The "Persistent Lethal" Substance.—The importance of these considerations can hardly be exaggerated when we realise that, at any time, a substance possessing the same strategic value as mustard gas, but much more violent casualty effects, may be discovered. The Germans were certainly aware of these possibilities. According to the statement of an apparently reliable prisoner of the 30th R.I.R., July, 1918, the Regimental Gas Officer stated in a lecture that, as the Allies had used a new gas, the Germans were going to employ a "White Cross" gas shell. This gas was "stronger" than any of the gases at present in use; it possessed a persistence up to eight days, and could, therefore, not be used on the front for an assault. Its persistence was favoured by damp or misty weather and by the nature of the ground. Neither the German drum nor the masks of the Allies afforded protection against it. The last important German development consisted in the use of pumice impregnated with phosgene in their Livens bombs. It was clear that the Germans were attempting to produce a gas which was not only highly lethal but persistent. Following up this idea, we can forecast the use of a chemical which will not only permit the formation of defensive flanks, or pockets, in the enemy front, or in our own defensive positions, through their influence on Staff considerations with regard to casualties, but, by replacing the relatively mild casualty effect of mustard gas by a highly and rapidly lethal effect, will render these areas not only strategically, but physically, impassable. One of the most significant possibilities in chemical warfare development is the arrival of this type of the compound, the highly lethal, highly persistent chemical.

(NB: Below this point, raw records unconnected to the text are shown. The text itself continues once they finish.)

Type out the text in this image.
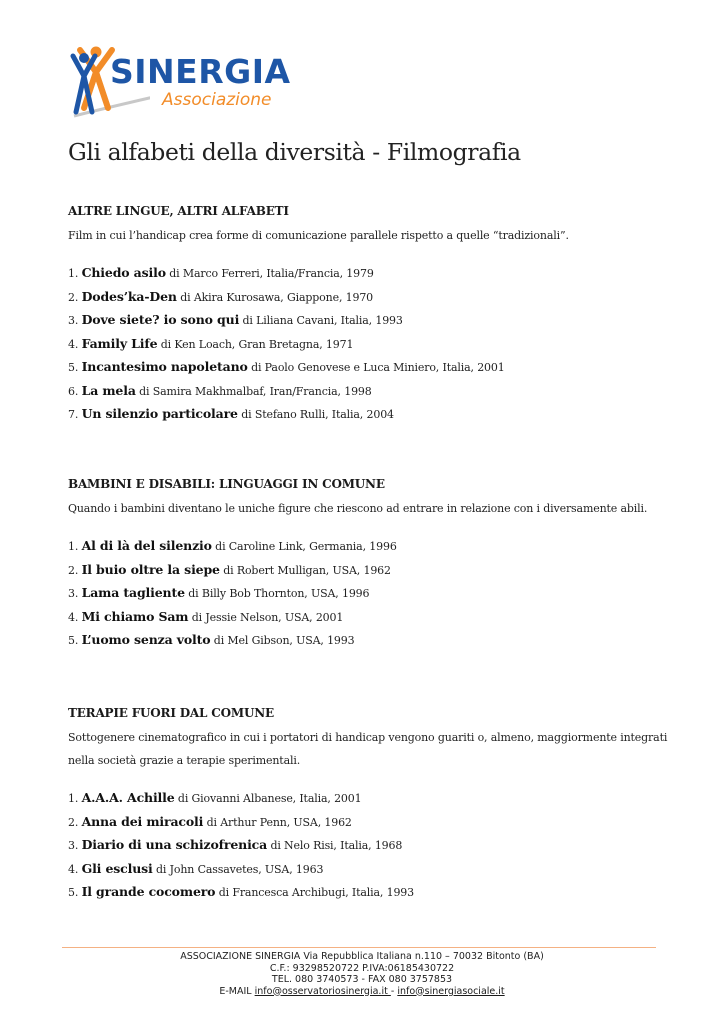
SINERGIA
Associazione
Gli alfabeti della diversità - Filmografia
ALTRE LINGUE, ALTRI ALFABETI
Film in cui l’handicap crea forme di comunicazione parallele rispetto a quelle “tradizionali”.
1. Chiedo asilo di Marco Ferreri, Italia/Francia, 1979
2. Dodes’ka-Den di Akira Kurosawa, Giappone, 1970
3. Dove siete? io sono qui di Liliana Cavani, Italia, 1993
4. Family Life di Ken Loach, Gran Bretagna, 1971
5. Incantesimo napoletano di Paolo Genovese e Luca Miniero, Italia, 2001
6. La mela di Samira Makhmalbaf, Iran/Francia, 1998
7. Un silenzio particolare di Stefano Rulli, Italia, 2004
BAMBINI E DISABILI: LINGUAGGI IN COMUNE
Quando i bambini diventano le uniche figure che riescono ad entrare in relazione con i diversamente abili.
1. Al di là del silenzio di Caroline Link, Germania, 1996
2. Il buio oltre la siepe di Robert Mulligan, USA, 1962
3. Lama tagliente di Billy Bob Thornton, USA, 1996
4. Mi chiamo Sam di Jessie Nelson, USA, 2001
5. L’uomo senza volto di Mel Gibson, USA, 1993
TERAPIE FUORI DAL COMUNE
Sottogenere cinematografico in cui i portatori di handicap vengono guariti o, almeno, maggiormente integrati nella società grazie a terapie sperimentali.
1. A.A.A. Achille di Giovanni Albanese, Italia, 2001
2. Anna dei miracoli di Arthur Penn, USA, 1962
3. Diario di una schizofrenica di Nelo Risi, Italia, 1968
4. Gli esclusi di John Cassavetes, USA, 1963
5. Il grande cocomero di Francesca Archibugi, Italia, 1993
ASSOCIAZIONE SINERGIA Via Repubblica Italiana n.110 – 70032 Bitonto (BA)
C.F.: 93298520722 P.IVA:06185430722
TEL. 080 3740573 - FAX 080 3757853
E-MAIL info@osservatoriosinergia.it - info@sinergiasociale.it
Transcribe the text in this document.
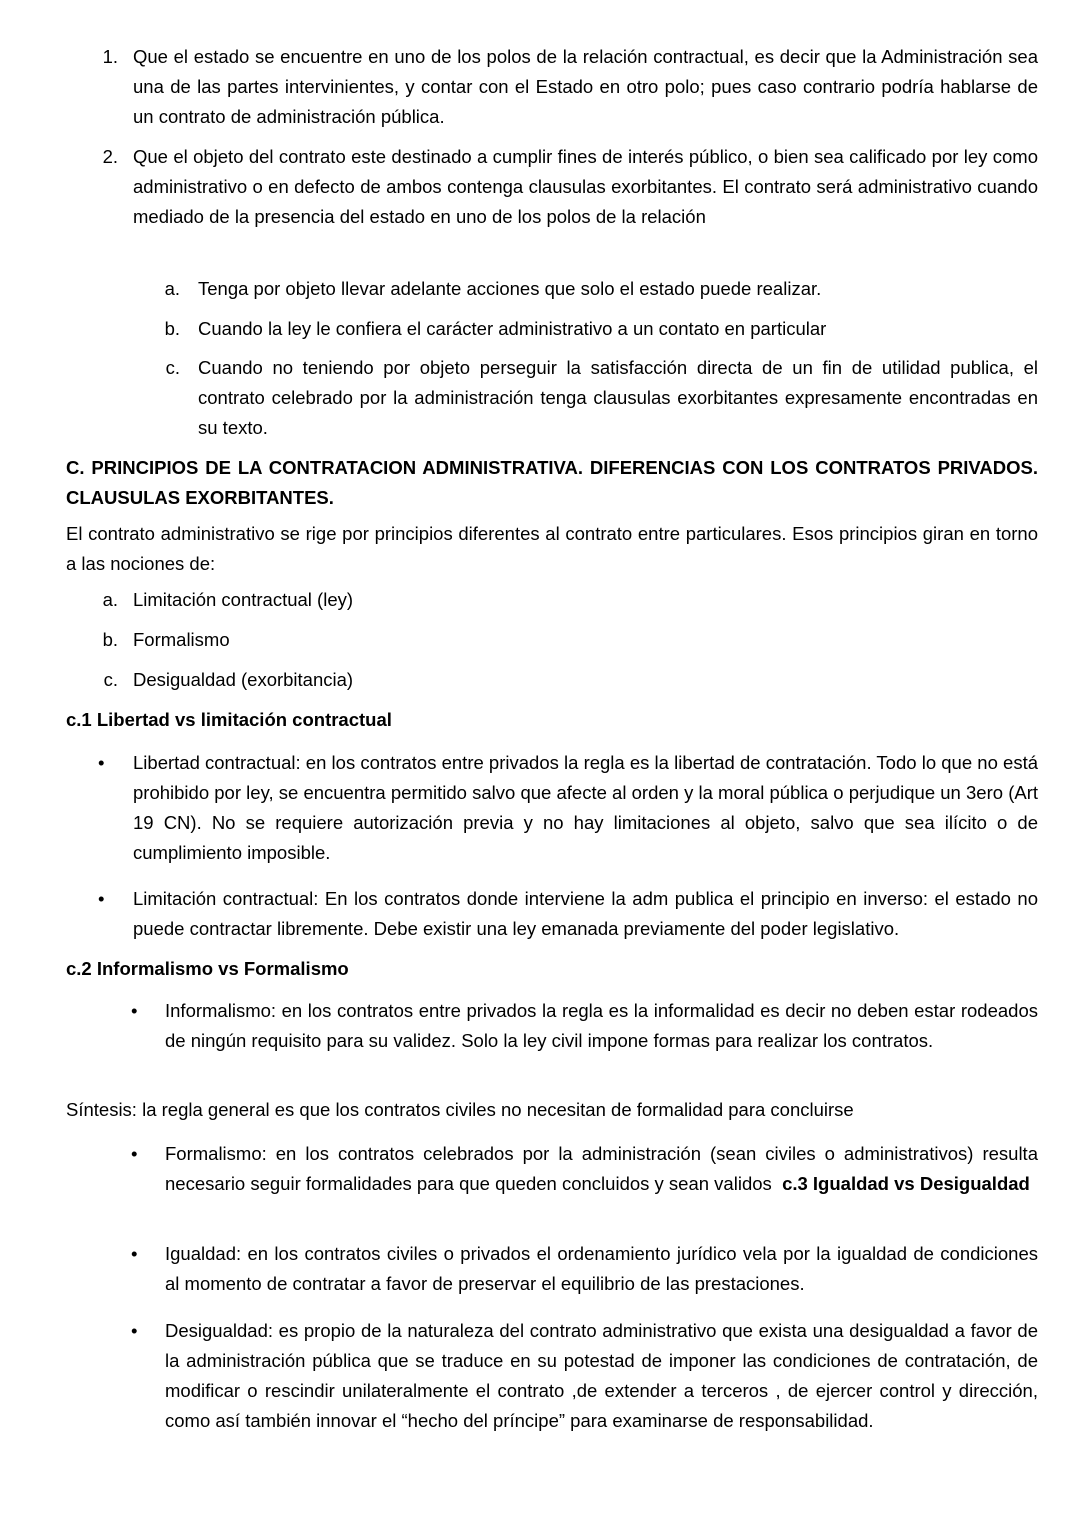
1. Que el estado se encuentre en uno de los polos de la relación contractual, es decir que la Administración sea una de las partes intervinientes, y contar con el Estado en otro polo; pues caso contrario podría hablarse de un contrato de administración pública.
2. Que el objeto del contrato este destinado a cumplir fines de interés público, o bien sea calificado por ley como administrativo o en defecto de ambos contenga clausulas exorbitantes. El contrato será administrativo cuando mediado de la presencia del estado en uno de los polos de la relación
a. Tenga por objeto llevar adelante acciones que solo el estado puede realizar.
b. Cuando la ley le confiera el carácter administrativo a un contato en particular
c. Cuando no teniendo por objeto perseguir la satisfacción directa de un fin de utilidad publica, el contrato celebrado por la administración tenga clausulas exorbitantes expresamente encontradas en su texto.

C. PRINCIPIOS DE LA CONTRATACION ADMINISTRATIVA. DIFERENCIAS CON LOS CONTRATOS PRIVADOS. CLAUSULAS EXORBITANTES.

El contrato administrativo se rige por principios diferentes al contrato entre particulares. Esos principios giran en torno a las nociones de:

a. Limitación contractual (ley)
b. Formalismo
c. Desigualdad (exorbitancia)

c.1 Libertad vs limitación contractual

• Libertad contractual: en los contratos entre privados la regla es la libertad de contratación. Todo lo que no está prohibido por ley, se encuentra permitido salvo que afecte al orden y la moral pública o perjudique un 3ero (Art 19 CN). No se requiere autorización previa y no hay limitaciones al objeto, salvo que sea ilícito o de cumplimiento imposible.
• Limitación contractual: En los contratos donde interviene la adm publica el principio en inverso: el estado no puede contractar libremente. Debe existir una ley emanada previamente del poder legislativo.

c.2 Informalismo vs Formalismo

• Informalismo: en los contratos entre privados la regla es la informalidad es decir no deben estar rodeados de ningún requisito para su validez. Solo la ley civil impone formas para realizar los contratos.

Síntesis: la regla general es que los contratos civiles no necesitan de formalidad para concluirse

• Formalismo: en los contratos celebrados por la administración (sean civiles o administrativos) resulta necesario seguir formalidades para que queden concluidos y sean validos c.3 Igualdad vs Desigualdad
• Igualdad: en los contratos civiles o privados el ordenamiento jurídico vela por la igualdad de condiciones al momento de contratar a favor de preservar el equilibrio de las prestaciones.
• Desigualdad: es propio de la naturaleza del contrato administrativo que exista una desigualdad a favor de la administración pública que se traduce en su potestad de imponer las condiciones de contratación, de modificar o rescindir unilateralmente el contrato ,de extender a terceros , de ejercer control y dirección, como así también innovar el “hecho del príncipe” para examinarse de responsabilidad.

The Critical Range.—These considerations are very interesting from the military point of view. Consider the phenomenal amount of muscular energy required to organise any captured stretch of territory against counter-attack. The type of compound we have outlined is likely to change completely the aspect of attack and counter-attack. The Somme battlefield, for example, gave the impression of a series of defensive positions organised by the one side or the other after attack or counter-attack, in order to hold small gains of ground, which were never intended to represent the final advance. Successful progress from one trench system meant building another, under the pounding of the enemy's artillery, and the deadly fire of machine-guns, exposing, in this improvised system, large numbers of troops, among which casualties constituted a continuous drain upon eventual reserves. The arrival of the highly persistent lethal compound should provide an effective substitute for this laborious constructional protection in the shape of the persistent lethal barrage. This will render immediate counter-attack and near machine-gun fire very difficult. Automatically, fewer men will be needed to hold the advanced positions. It is true that, with the next attack, "kicking off" and assembly positions will be required, for these can be much more efficiently developed behind a deep chemical barrage and will demand the exposure of fewer men where more time is available for preparation. Such conditions, however, can only occur if one, side possesses some distinct advantage with regard to surprise by, or efficient protection against, the persistent lethal compound. When both sides are equally matched in this respect, a duel will arise in which the winner will be the one who can throw the critical concentrations of chemical into a given area at the greatest range. This might be called the "critical range." Herein lies the importance of the development of such weapons as the Livens projector, and the Germans had certainly grasped an important principle, when they used our own modified weapon against us with a much greater range than our own. If we admit the possibility of a persistent lethal compound, this question of critical range assumes outstanding importance.